So last week I had some fun with some stuff I hadn't done in a while. I went golfing for the first time this year. Sure, I'd spent a lot of time practicing. I spent 3 hours one day at the chipping green and a couple of more at the putting green. But this was the first time I did the whole 18 holes. I went with a buddy of mine whose pretty good. He's great to go with because I know he is good for one good meltdown throughout the round. And by meltdown, I don't mean shooting an 8 or a 9. I mean where he strings together 2 or 3 bad shots in a row and cusses, swears, throws a club, and finally stops talking for a good 10 minutes altogether. See, he goes golfing about 3 times per week. He's a teacher so he has the summers off. His expectations are that of someone that is an avid golfer and someone that should shoot in the upper 70's or lower 80's. He isn't like me where I go out there about 5 to 6 times per year and hope to break 90. Expectations can be both hindering and motivating. They can motivate you to succeed in that you know exactly what's expected of you and you go out and do it. They can hinder you because when you fail, you start to snowball a bit and things can get out of control real fast. I have often wanted to be a great golfer but with greatness comes the great expectations. I enjoy going out, hitting around 90, getting that one-putt, hitting that drive 280 yards down the fairway (once), and chipping from 25 yards to within 2 feet of the cup (once). Those are the shots that keep you coming back. But I also love the 3-5 hours spent with buddies, talking sports/girls/music/whatever else comes to mind. I enjoy the pursuit of improvement and knowing that if I can improve by just one or two strokes from my previous score that is was all worthwhile. I enjoy knowing that no matter how bad I am, I'm better than Charles Barkley at an athletic event (better at CrossFit too). I enjoy remembering every single time I go how my dad used to take me to Duck Creek Golf Course when I was a teenager and I had no idea what I was doing. Thanks Dad for all of those times. For all of these reasons, I love golf. I love knowing that the game presents a different challenge for me every time I play regardless of what course I am on. It's the endless pursuit of improvement that keeps me coming back for more punishment. Great game, great times.

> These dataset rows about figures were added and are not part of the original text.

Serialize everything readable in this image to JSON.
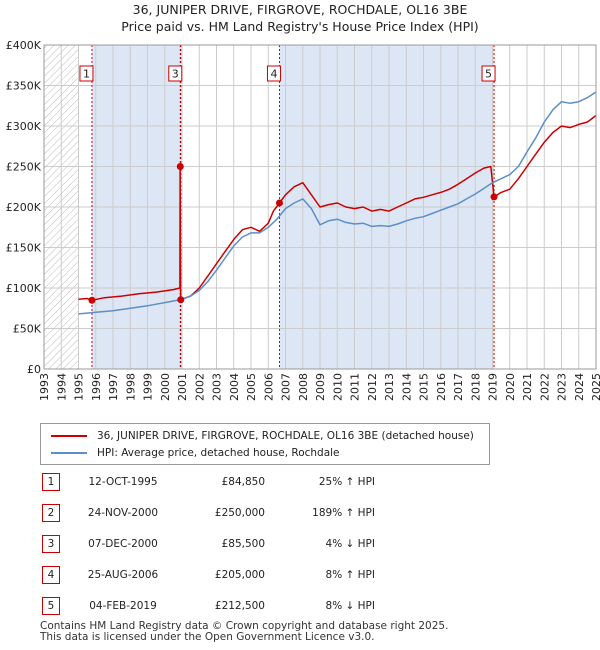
{
  "title_line1": "36, JUNIPER DRIVE, FIRGROVE, ROCHDALE, OL16 3BE",
  "title_line2": "Price paid vs. HM Land Registry's House Price Index (HPI)",
  "chart_data": {
    "type": "line",
    "xlim": [
      1993.0,
      2025.0
    ],
    "ylim": [
      0,
      400000
    ],
    "y_ticks": [
      0,
      50000,
      100000,
      150000,
      200000,
      250000,
      300000,
      350000,
      400000
    ],
    "y_tick_labels": [
      "£0",
      "£50K",
      "£100K",
      "£150K",
      "£200K",
      "£250K",
      "£300K",
      "£350K",
      "£400K"
    ],
    "x_ticks": [
      1993,
      1994,
      1995,
      1996,
      1997,
      1998,
      1999,
      2000,
      2001,
      2002,
      2003,
      2004,
      2005,
      2006,
      2007,
      2008,
      2009,
      2010,
      2011,
      2012,
      2013,
      2014,
      2015,
      2016,
      2017,
      2018,
      2019,
      2020,
      2021,
      2022,
      2023,
      2024,
      2025
    ],
    "hatch_range": [
      1993.0,
      1995.0
    ],
    "colors": {
      "property": "#cc0000",
      "hpi": "#5b8fc7",
      "band": "#dde6f4",
      "grid": "#cccccc"
    },
    "series": [
      {
        "name": "36, JUNIPER DRIVE, FIRGROVE, ROCHDALE, OL16 3BE (detached house)",
        "key": "property",
        "x": [
          1995.0,
          1995.5,
          1995.78,
          1996.5,
          1997.5,
          1998.5,
          1999.5,
          2000.5,
          2000.88,
          2000.89,
          2000.92,
          2000.93,
          2001.5,
          2002.0,
          2002.5,
          2003.0,
          2003.5,
          2004.0,
          2004.5,
          2005.0,
          2005.5,
          2006.0,
          2006.3,
          2006.65,
          2007.0,
          2007.5,
          2008.0,
          2008.5,
          2009.0,
          2009.5,
          2010.0,
          2010.5,
          2011.0,
          2011.5,
          2012.0,
          2012.5,
          2013.0,
          2013.5,
          2014.0,
          2014.5,
          2015.0,
          2015.5,
          2016.0,
          2016.5,
          2017.0,
          2017.5,
          2018.0,
          2018.5,
          2018.9,
          2019.09,
          2019.5,
          2020.0,
          2020.5,
          2021.0,
          2021.5,
          2022.0,
          2022.5,
          2023.0,
          2023.5,
          2024.0,
          2024.5,
          2025.0
        ],
        "y": [
          86000,
          87000,
          84850,
          88000,
          90000,
          93000,
          95000,
          98000,
          100000,
          250000,
          88000,
          85500,
          90000,
          100000,
          115000,
          130000,
          145000,
          160000,
          172000,
          175000,
          170000,
          180000,
          195000,
          205000,
          215000,
          225000,
          230000,
          215000,
          200000,
          203000,
          205000,
          200000,
          198000,
          200000,
          195000,
          197000,
          195000,
          200000,
          205000,
          210000,
          212000,
          215000,
          218000,
          222000,
          228000,
          235000,
          242000,
          248000,
          250000,
          212500,
          218000,
          222000,
          235000,
          250000,
          265000,
          280000,
          292000,
          300000,
          298000,
          302000,
          305000,
          313000
        ]
      },
      {
        "name": "HPI: Average price, detached house, Rochdale",
        "key": "hpi",
        "x": [
          1995.0,
          1995.5,
          1996.0,
          1996.5,
          1997.0,
          1997.5,
          1998.0,
          1998.5,
          1999.0,
          1999.5,
          2000.0,
          2000.5,
          2001.0,
          2001.5,
          2002.0,
          2002.5,
          2003.0,
          2003.5,
          2004.0,
          2004.5,
          2005.0,
          2005.5,
          2006.0,
          2006.5,
          2007.0,
          2007.5,
          2008.0,
          2008.5,
          2009.0,
          2009.5,
          2010.0,
          2010.5,
          2011.0,
          2011.5,
          2012.0,
          2012.5,
          2013.0,
          2013.5,
          2014.0,
          2014.5,
          2015.0,
          2015.5,
          2016.0,
          2016.5,
          2017.0,
          2017.5,
          2018.0,
          2018.5,
          2019.0,
          2019.5,
          2020.0,
          2020.5,
          2021.0,
          2021.5,
          2022.0,
          2022.5,
          2023.0,
          2023.5,
          2024.0,
          2024.5,
          2025.0
        ],
        "y": [
          68000,
          69000,
          70000,
          71000,
          72000,
          73500,
          75000,
          76500,
          78000,
          80000,
          82000,
          84000,
          86000,
          90000,
          97000,
          108000,
          122000,
          137000,
          152000,
          163000,
          168000,
          168000,
          175000,
          185000,
          198000,
          205000,
          210000,
          198000,
          178000,
          183000,
          185000,
          181000,
          179000,
          180000,
          176000,
          177000,
          176000,
          179000,
          183000,
          186000,
          188000,
          192000,
          196000,
          200000,
          204000,
          210000,
          216000,
          223000,
          230000,
          235000,
          240000,
          250000,
          268000,
          285000,
          305000,
          320000,
          330000,
          328000,
          330000,
          335000,
          342000
        ]
      }
    ],
    "sales": [
      {
        "label": "1",
        "date": "12-OCT-1995",
        "price": "£84,850",
        "hpi": "25% ↑ HPI",
        "x": 1995.78,
        "y": 84850,
        "vline": 1995.78,
        "box_x": 1995.78
      },
      {
        "label": "2",
        "date": "24-NOV-2000",
        "price": "£250,000",
        "hpi": "189% ↑ HPI",
        "x": 2000.9,
        "y": 250000,
        "vline": 2000.9,
        "box_x": null
      },
      {
        "label": "3",
        "date": "07-DEC-2000",
        "price": "£85,500",
        "hpi": "4% ↓ HPI",
        "x": 2000.93,
        "y": 85500,
        "vline": 2000.93,
        "box_x": 2000.93
      },
      {
        "label": "4",
        "date": "25-AUG-2006",
        "price": "£205,000",
        "hpi": "8% ↑ HPI",
        "x": 2006.65,
        "y": 205000,
        "vline": 2006.65,
        "box_x": 2006.65
      },
      {
        "label": "5",
        "date": "04-FEB-2019",
        "price": "£212,500",
        "hpi": "8% ↓ HPI",
        "x": 2019.09,
        "y": 212500,
        "vline": 2019.09,
        "box_x": 2019.09
      }
    ],
    "bands": [
      [
        1995.78,
        2000.93
      ],
      [
        2006.65,
        2019.09
      ]
    ]
  },
  "legend": {
    "property_label": "36, JUNIPER DRIVE, FIRGROVE, ROCHDALE, OL16 3BE (detached house)",
    "hpi_label": "HPI: Average price, detached house, Rochdale"
  },
  "footer_line1": "Contains HM Land Registry data © Crown copyright and database right 2025.",
  "footer_line2": "This data is licensed under the Open Government Licence v3.0."
}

The other thing I did last week is I ran in a track meet. The Clarksville Parks and Rec. in Indiana has a summer running series in which they have open meets at the high school for both kids and adults. Of course I took my kid, Abe, there and he ran the 400. He's getting better every time at that event. They had a 300 for adults there so I jumped in. In my race was a kid that appeared to be fresh out of the U.S. Olympic trials with his spikes and USATF singlet. There was another guy in my race that was a 55 year old man preparing to run in the Master's World Championships this week. Well USATF guy blew everyone out of the water and smoked the race. I finished in third about half a second behind a guy that I know I'll beat next time. But at least I beat the 55 year old. Hey, I'm proud I beat a guy competing in the World Championships, I don't care if he is 55.
These events are the reasons why I write this blog. To show that at no matter what age or ability you are, you can always compete. In the course of 2 days I raced a young guy at the prime of his abilities and a 55 year old holding on to that last thing that keeps him young, and I golfed with a guy much better than me and our difference in abilities didn't matter at all because the point was to have fun. Yeah, I want to win every time I compete and I want to show everyone I am the best. But I also want to have fun, make friends, tell stories, and hold on to that kid inside of me for just a little bit longer.